The Havasu Balloon Festival is segmented into a number of sections…the epicenter is the balloon launch field, surrounding it are carnival rides, vendors, arts/crafts and the fair food with a live music stage. The next day we spent most of it at the festival grounds, taking in the various sights, smells, tastes and sounds of the festival. It’s really a fun time for the entire family. We even felt like kids again as we entered the bowels of an inflated balloon on the ground. The top of the balloon was pointed directly at the sun and really illuminated the colors of the fabric, which made for some fun photos.
If you’ve never been up in a balloon before, I highly recommend it! It’s one of those activities that will surely exceed your expectations. If you’re afraid of heights, don’t let that stop you…ballooning is something everyone should do once in their life. And, dare I say, regardless of your fear of heights, I can almost assure you you’ll have no troubles with the accession of a hot air balloon—at least this is what I’ve heard from a number of folks admitting their fear of heights and expressing how safe they felt in a balloon. The sensation can most closely be described as floating on a magic carpet. The sensation is almost surreal and quite soothing.
As a spectator, the Havasu Balloon Festival provides a lot of amazing sights—with its shimmering lake nestled among surrounding buttes and mountains, to the iconic landmark of the London Bridge…it’s a fun event you’ll want to return to year after year.
Suggestions when attending the Lake Havasu Balloon Festival
- Reserve lodging and/or campsites early.
- Plan on spending 3-5 days in Lake Havasu City. Festival runs Friday, Saturday and Sunday.
- Don’t spend all of your time at the main launch field, many great vantage areas.

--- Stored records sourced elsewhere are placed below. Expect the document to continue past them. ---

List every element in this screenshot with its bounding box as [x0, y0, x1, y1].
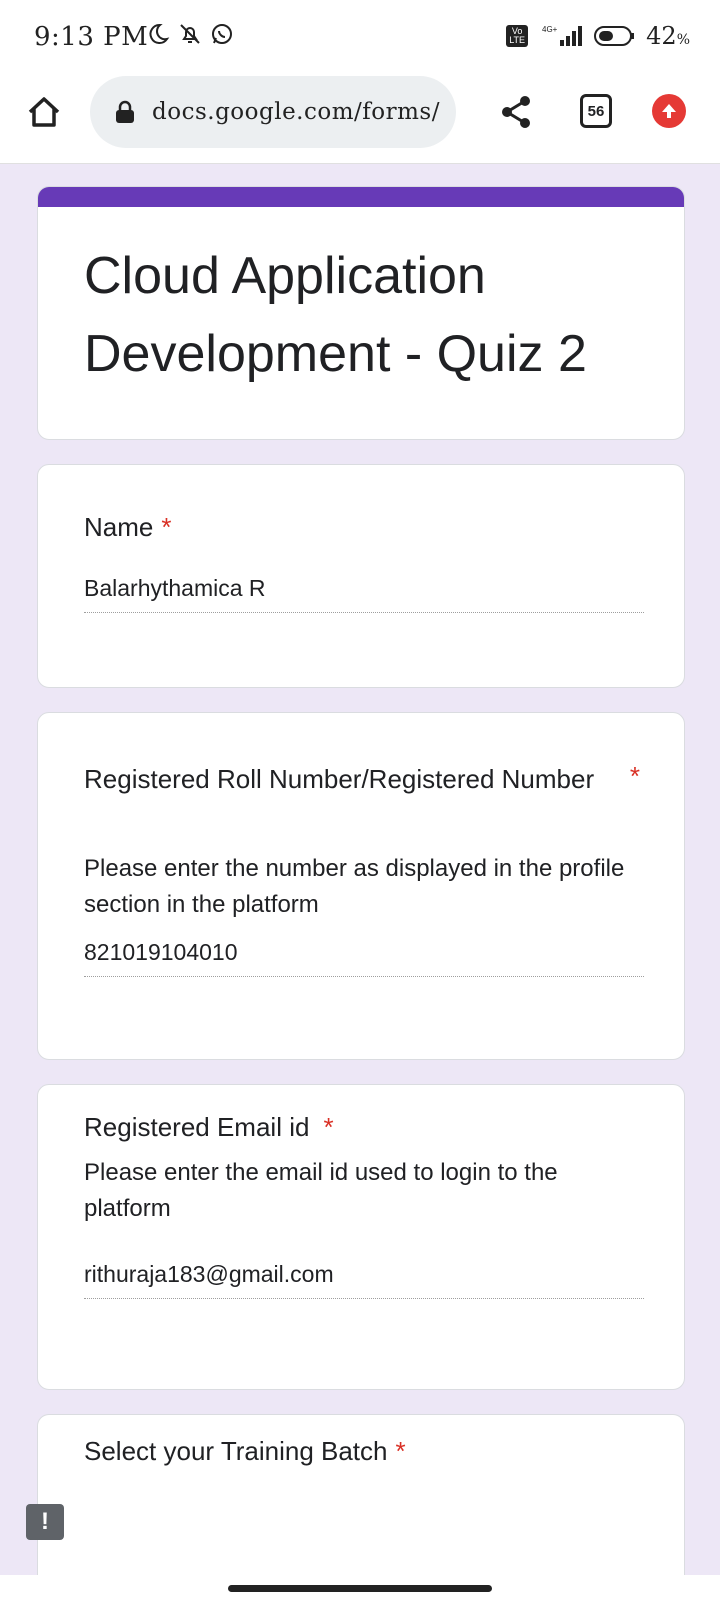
question-title: Registered Email id * — [84, 1112, 334, 1142]
question-card-training-batch: Select your Training Batch * — [37, 1414, 685, 1600]
required-asterisk: * — [161, 512, 172, 542]
question-card-email: Registered Email id * Please enter the em… — [37, 1084, 685, 1390]
required-asterisk: * — [629, 761, 640, 791]
moon-icon — [149, 23, 170, 44]
battery-icon — [594, 26, 635, 46]
lock-icon — [116, 100, 134, 123]
browser-toolbar: docs.google.com/forms/ 56 — [0, 72, 720, 164]
status-system-icons: Vo LTE 4G+ 42% — [506, 22, 690, 50]
form-title: Cloud Application Development - Quiz 2 — [84, 247, 587, 383]
form-accent-bar — [38, 187, 684, 207]
email-input[interactable]: rithuraja183@gmail.com — [84, 1261, 644, 1299]
bell-off-icon — [180, 24, 200, 44]
gesture-handle[interactable] — [228, 1585, 492, 1592]
question-description: Please enter the number as displayed in … — [84, 855, 625, 918]
address-bar[interactable]: docs.google.com/forms/ — [90, 76, 456, 148]
required-asterisk: * — [323, 1112, 334, 1142]
question-title: Select your Training Batch * — [84, 1436, 406, 1466]
arrow-up-icon — [662, 104, 676, 118]
question-card-name: Name * Balarhythamica R — [37, 464, 685, 688]
volte-badge: Vo LTE — [506, 25, 529, 47]
report-abuse-button[interactable]: ! — [26, 1504, 64, 1540]
required-asterisk: * — [395, 1436, 406, 1466]
upload-arrow-icon[interactable] — [652, 94, 686, 128]
battery-level: 42% — [646, 22, 690, 50]
form-header-card: Cloud Application Development - Quiz 2 — [37, 186, 685, 440]
network-type: 4G+ — [542, 25, 558, 34]
whatsapp-icon — [212, 24, 232, 44]
home-icon[interactable] — [24, 92, 64, 132]
share-icon[interactable] — [498, 94, 534, 130]
status-time: 9:13 PM — [34, 22, 149, 52]
status-bar: 9:13 PM Vo LTE 4G+ 42% — [0, 0, 720, 72]
question-title: Registered Roll Number/Registered Number — [84, 764, 595, 794]
status-notification-icons — [146, 22, 234, 46]
url-text: docs.google.com/forms/ — [152, 99, 440, 125]
question-title: Name * — [84, 512, 172, 542]
navigation-bar — [0, 1575, 720, 1600]
question-card-roll-number: Registered Roll Number/Registered Number… — [37, 712, 685, 1060]
question-description: Please enter the email id used to login … — [84, 1159, 558, 1222]
roll-number-input[interactable]: 821019104010 — [84, 939, 644, 977]
tab-switcher-button[interactable]: 56 — [580, 94, 612, 128]
name-input[interactable]: Balarhythamica R — [84, 575, 644, 613]
signal-icon: 4G+ — [542, 25, 583, 46]
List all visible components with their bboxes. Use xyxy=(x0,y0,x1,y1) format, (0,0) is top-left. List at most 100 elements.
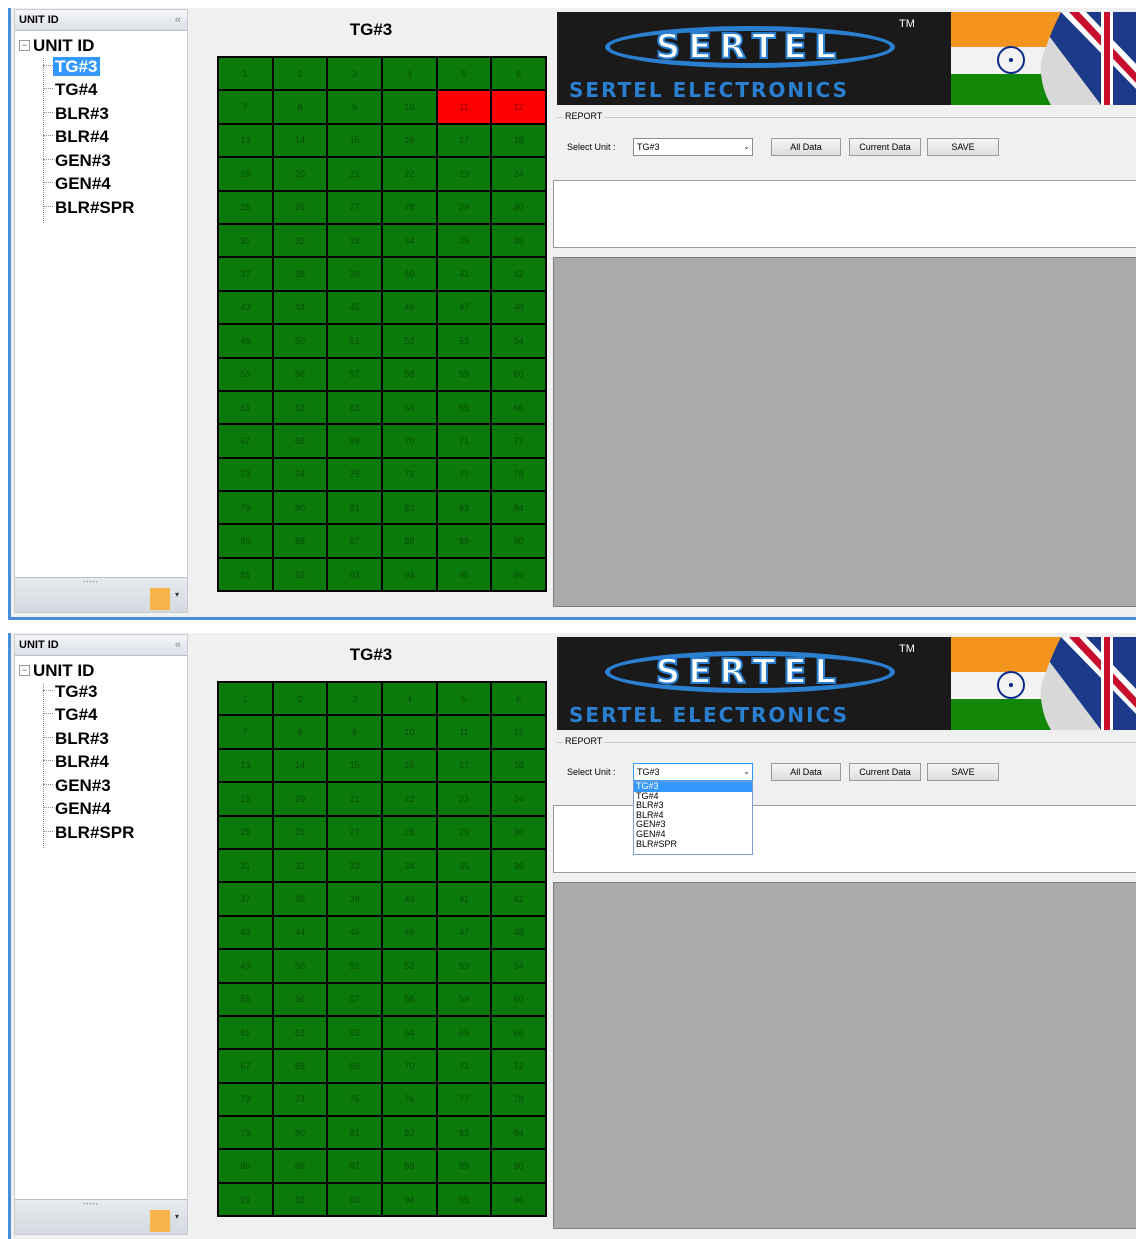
grid-cell[interactable]: 70 xyxy=(383,1050,436,1082)
grid-cell[interactable]: 94 xyxy=(383,558,436,591)
nav-pane-button[interactable] xyxy=(150,1210,170,1232)
grid-cell[interactable]: 95 xyxy=(437,1183,491,1216)
tree-root[interactable]: − UNIT ID xyxy=(19,661,94,683)
grid-cell[interactable]: 68 xyxy=(273,425,327,457)
grid-cell[interactable]: 61 xyxy=(219,391,272,424)
grid-cell[interactable]: 69 xyxy=(328,1050,381,1082)
grid-cell[interactable]: 80 xyxy=(273,1117,327,1149)
grid-cell[interactable]: 74 xyxy=(273,458,327,491)
grid-cell[interactable]: 41 xyxy=(437,883,491,915)
grid-cell[interactable]: 35 xyxy=(437,849,491,882)
grid-cell[interactable]: 72 xyxy=(492,425,545,457)
grid-cell[interactable]: 7 xyxy=(219,91,272,123)
grid-cell[interactable]: 54 xyxy=(492,950,545,982)
grip-icon[interactable]: ••••• xyxy=(83,1202,99,1208)
collapse-node-icon[interactable]: − xyxy=(19,40,30,51)
grid-cell[interactable]: 83 xyxy=(437,1117,491,1149)
report-textbox[interactable] xyxy=(553,180,1136,248)
grid-cell[interactable]: 95 xyxy=(437,558,491,591)
grid-cell[interactable]: 8 xyxy=(273,716,327,748)
grid-cell[interactable]: 1 xyxy=(219,683,272,715)
tree-item-tg4[interactable]: TG#4 xyxy=(43,79,100,101)
grid-cell[interactable]: 25 xyxy=(219,191,272,223)
grid-cell[interactable]: 17 xyxy=(437,749,491,782)
tree-item-gen4[interactable]: GEN#4 xyxy=(43,173,113,195)
grid-cell[interactable]: 89 xyxy=(437,1150,491,1182)
grid-cell[interactable]: 18 xyxy=(492,124,545,157)
grid-cell[interactable]: 47 xyxy=(437,916,491,949)
save-button[interactable]: SAVE xyxy=(927,138,999,156)
grid-cell[interactable]: 51 xyxy=(328,325,381,357)
grid-cell[interactable]: 82 xyxy=(383,492,436,524)
grid-cell[interactable]: 62 xyxy=(273,1016,327,1049)
grid-cell[interactable]: 89 xyxy=(437,525,491,557)
grid-cell[interactable]: 84 xyxy=(492,1117,545,1149)
grid-cell[interactable]: 19 xyxy=(219,158,272,190)
grid-cell[interactable]: 92 xyxy=(273,1183,327,1216)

- Best places to view balloons outside of the launch filed are: Rotary Park, the parking lot north of the London Bridge above the boardwalk, and, the London Bridge itself.
- Bring your patience…the line to park at the festival grounds is often quite long…can take up to half an hour to park.
- Don’t leave the festival right after the Glow & Flicker…you’ll be in gridlock. Instead, grab some fair food and enjoy the live entertainment for an hour or two.
- If you’re sensitive to dust, be aware it can be heavy at times, especially after the Glow & Flicker event. It would be nice if festival organizers put down a dust abatement product.